Leis que aumentam as penas por violações de animais de estimação é sancionada.

Imagem: o Globo

Em cerimônia com a presença de cães no Palácio do Planalto, o presidente Jair Bolsonaro condenou nesta terça-feira 29 acusações que aumentaram a pena para a ofensa de cães e gatos. O texto, aprovado pelo parlamento em 9 de setembro, foi contestado por Bolsonaro, que publicou uma enquete nas redes sociais para saber como contrariar a proposta. No evento de hoje, no entanto, o presidente disse que não tinha dúvidas de que iria punir as medidas.


"Nunca duvidei se boicotaria ou não porque soube da aprovação do projeto através da primeira-dama (Michelle Bolsonaro) e ela me perguntou em casa: "Você foi boicotado?" Eu disse: 'Você está sendo igual ao Paulo Guedes que me diz imediatamente as sanções sobre projetos relacionados à economia', Paulo.

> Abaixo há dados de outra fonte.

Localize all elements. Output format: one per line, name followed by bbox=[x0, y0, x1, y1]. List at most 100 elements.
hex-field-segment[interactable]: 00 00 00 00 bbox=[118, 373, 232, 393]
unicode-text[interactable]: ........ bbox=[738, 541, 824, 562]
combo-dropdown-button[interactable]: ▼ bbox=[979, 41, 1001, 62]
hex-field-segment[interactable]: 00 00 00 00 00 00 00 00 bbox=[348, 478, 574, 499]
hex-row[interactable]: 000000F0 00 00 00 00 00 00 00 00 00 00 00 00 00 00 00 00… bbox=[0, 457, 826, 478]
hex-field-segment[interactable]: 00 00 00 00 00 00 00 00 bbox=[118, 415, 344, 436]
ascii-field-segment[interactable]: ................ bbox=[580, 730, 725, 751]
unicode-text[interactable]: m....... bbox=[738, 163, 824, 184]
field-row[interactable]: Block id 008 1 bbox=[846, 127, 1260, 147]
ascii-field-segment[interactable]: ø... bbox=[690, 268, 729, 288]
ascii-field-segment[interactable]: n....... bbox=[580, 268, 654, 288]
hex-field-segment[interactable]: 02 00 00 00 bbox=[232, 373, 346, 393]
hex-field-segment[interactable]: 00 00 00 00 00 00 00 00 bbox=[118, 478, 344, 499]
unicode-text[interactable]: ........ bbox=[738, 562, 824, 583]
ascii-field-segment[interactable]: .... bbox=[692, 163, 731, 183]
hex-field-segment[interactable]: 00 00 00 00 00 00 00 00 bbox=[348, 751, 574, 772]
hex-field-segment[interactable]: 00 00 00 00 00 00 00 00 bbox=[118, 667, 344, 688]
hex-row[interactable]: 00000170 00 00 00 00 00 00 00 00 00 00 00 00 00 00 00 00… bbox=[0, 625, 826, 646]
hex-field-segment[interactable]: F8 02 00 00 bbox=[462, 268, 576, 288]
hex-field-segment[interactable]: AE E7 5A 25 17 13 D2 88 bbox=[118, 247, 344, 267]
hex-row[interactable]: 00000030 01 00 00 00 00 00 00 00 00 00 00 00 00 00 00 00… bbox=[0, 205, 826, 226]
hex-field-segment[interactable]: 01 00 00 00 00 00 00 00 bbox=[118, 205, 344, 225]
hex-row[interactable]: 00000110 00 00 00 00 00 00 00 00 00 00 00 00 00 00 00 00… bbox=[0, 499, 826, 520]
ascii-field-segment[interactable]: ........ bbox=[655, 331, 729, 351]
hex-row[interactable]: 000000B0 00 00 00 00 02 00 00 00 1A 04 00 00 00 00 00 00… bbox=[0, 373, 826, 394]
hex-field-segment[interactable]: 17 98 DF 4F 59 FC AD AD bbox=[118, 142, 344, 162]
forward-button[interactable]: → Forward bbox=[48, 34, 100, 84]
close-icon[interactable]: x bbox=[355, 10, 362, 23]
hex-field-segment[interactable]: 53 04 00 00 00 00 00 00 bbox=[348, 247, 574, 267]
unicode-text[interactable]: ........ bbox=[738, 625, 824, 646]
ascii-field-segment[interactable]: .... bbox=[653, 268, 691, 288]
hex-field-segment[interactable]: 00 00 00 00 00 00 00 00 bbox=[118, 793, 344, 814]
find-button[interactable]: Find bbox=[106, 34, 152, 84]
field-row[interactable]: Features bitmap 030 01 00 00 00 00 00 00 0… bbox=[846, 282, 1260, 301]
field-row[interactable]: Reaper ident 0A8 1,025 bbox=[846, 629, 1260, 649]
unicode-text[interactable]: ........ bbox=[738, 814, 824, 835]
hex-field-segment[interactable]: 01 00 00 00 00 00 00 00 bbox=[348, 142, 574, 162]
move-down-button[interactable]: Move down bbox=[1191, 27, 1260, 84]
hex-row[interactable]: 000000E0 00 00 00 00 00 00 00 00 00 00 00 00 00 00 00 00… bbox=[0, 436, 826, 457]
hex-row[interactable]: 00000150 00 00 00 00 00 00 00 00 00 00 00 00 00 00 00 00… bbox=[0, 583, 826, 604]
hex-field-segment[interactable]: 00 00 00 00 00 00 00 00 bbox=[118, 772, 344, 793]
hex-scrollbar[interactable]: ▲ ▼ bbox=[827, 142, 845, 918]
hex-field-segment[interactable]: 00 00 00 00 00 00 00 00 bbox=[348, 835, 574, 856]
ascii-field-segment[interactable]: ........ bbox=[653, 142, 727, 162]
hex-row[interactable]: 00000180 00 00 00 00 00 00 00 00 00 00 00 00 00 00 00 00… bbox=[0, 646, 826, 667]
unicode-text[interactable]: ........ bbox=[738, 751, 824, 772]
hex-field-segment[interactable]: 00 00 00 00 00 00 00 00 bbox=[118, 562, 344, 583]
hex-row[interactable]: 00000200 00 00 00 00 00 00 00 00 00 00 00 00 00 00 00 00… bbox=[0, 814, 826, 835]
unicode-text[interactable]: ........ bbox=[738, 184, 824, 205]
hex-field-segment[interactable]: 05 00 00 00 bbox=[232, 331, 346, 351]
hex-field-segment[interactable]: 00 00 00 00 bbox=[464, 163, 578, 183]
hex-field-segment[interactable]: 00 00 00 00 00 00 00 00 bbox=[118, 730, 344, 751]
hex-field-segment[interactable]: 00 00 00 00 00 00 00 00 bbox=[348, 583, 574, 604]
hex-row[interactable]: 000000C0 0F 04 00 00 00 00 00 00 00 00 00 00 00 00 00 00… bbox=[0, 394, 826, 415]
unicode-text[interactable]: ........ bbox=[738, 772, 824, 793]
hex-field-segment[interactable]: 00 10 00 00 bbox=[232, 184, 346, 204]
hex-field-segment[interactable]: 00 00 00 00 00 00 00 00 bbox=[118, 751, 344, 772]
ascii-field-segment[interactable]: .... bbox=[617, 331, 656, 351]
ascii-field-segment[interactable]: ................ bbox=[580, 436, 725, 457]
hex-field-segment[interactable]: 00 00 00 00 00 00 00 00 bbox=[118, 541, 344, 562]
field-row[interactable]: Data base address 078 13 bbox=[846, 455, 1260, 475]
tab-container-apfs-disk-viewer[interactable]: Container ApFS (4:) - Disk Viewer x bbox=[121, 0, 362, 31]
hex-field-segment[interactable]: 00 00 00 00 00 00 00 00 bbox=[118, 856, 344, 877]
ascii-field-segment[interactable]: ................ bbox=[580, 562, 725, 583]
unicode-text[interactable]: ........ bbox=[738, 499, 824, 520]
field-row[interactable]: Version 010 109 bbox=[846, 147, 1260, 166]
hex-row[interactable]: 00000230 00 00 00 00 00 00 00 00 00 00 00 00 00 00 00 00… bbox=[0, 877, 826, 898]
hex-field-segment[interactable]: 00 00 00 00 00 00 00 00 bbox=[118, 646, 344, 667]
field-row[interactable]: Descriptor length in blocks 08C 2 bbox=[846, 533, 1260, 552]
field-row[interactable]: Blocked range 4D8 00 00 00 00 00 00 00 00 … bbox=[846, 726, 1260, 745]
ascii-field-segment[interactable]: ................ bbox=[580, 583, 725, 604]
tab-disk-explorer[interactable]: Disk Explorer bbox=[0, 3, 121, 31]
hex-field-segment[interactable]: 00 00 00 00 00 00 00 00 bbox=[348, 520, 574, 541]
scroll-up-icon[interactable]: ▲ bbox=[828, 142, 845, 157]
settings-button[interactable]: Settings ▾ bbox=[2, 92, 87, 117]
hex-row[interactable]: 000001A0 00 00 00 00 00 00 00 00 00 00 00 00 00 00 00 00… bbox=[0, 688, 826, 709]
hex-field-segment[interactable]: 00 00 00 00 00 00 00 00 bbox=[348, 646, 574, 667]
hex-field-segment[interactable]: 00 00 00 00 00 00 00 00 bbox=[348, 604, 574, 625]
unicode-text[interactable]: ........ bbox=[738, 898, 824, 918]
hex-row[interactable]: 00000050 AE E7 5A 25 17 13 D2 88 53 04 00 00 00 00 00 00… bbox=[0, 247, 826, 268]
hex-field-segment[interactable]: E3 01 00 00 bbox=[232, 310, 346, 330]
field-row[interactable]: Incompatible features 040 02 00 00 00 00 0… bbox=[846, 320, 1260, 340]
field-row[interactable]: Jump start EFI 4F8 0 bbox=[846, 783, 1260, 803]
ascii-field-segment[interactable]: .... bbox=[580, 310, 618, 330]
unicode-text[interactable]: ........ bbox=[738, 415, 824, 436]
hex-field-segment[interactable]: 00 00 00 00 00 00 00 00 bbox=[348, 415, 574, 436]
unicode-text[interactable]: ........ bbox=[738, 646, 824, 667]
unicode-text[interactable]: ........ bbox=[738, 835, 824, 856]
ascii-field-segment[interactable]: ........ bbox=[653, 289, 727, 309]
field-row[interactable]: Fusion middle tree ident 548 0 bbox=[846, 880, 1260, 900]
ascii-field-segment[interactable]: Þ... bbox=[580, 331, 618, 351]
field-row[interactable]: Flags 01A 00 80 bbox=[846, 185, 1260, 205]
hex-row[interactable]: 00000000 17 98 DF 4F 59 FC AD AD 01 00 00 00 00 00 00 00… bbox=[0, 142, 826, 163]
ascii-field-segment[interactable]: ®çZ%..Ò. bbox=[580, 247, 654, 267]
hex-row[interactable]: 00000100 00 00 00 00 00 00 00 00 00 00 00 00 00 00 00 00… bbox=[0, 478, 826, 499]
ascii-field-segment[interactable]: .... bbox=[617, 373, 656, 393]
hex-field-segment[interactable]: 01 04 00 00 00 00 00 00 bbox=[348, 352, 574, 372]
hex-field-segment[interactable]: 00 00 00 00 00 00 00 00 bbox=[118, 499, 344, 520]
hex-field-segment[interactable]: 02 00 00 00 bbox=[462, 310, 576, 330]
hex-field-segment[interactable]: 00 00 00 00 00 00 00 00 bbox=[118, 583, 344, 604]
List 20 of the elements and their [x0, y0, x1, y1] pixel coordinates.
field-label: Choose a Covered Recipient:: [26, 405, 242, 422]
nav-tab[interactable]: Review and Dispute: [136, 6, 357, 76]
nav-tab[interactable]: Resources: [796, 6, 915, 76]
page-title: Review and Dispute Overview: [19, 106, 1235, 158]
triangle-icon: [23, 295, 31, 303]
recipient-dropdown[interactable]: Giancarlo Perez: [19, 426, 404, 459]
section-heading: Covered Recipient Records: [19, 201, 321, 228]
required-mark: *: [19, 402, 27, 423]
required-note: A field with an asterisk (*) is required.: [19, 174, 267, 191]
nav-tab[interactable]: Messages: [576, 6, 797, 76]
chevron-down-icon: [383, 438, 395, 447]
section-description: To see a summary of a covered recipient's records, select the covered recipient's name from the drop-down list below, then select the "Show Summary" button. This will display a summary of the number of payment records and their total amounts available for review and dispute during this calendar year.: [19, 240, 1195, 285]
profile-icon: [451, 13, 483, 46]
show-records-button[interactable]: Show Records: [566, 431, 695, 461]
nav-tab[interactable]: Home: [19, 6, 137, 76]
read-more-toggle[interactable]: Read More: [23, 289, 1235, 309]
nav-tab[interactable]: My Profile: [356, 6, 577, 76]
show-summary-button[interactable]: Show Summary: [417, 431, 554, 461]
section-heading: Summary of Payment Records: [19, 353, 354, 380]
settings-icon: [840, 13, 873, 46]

A proposta foi condenada pelo Presidente de alterações à Lei de Crimes Ambientais de 1998 e criou uma lista específica para a proteção de cães e gatos. A pena será de 2 a 5 anos de prisão, multa e proibição da detenção. O máximo anterior é de um ano e pode aumentar em seis se os resultados invasivos na morte do animal de estimação. A agressão de uma condenação criminal não é considerada com menor potencial impróprio, o que reduz a probabilidade de ação penal ser suspensa.


Cinco cães participaram da cerimônia e ficaram com o presidente no momento da assinatura para formalizar a lei. Na época da assinatura da lei, Bolsonaro pegou o colo do ninho, liderado pela primeira-dama em agosto, e tentou desajeitadamente colocar uma caneta em uma das patas do animal de estimação. Não funciona. O cachorrinho foi então colocado sentado no púlpito, o cão da primeira-dama, também com ele.


Entre os animais selvagens está Sansão. Ele teve as pernas traseiras amputadas no Vespaciano (MG) o cão também recebeu um "parabéns" de Bolsonaro "Au au, Parabéns, Sansão", disse o presidente.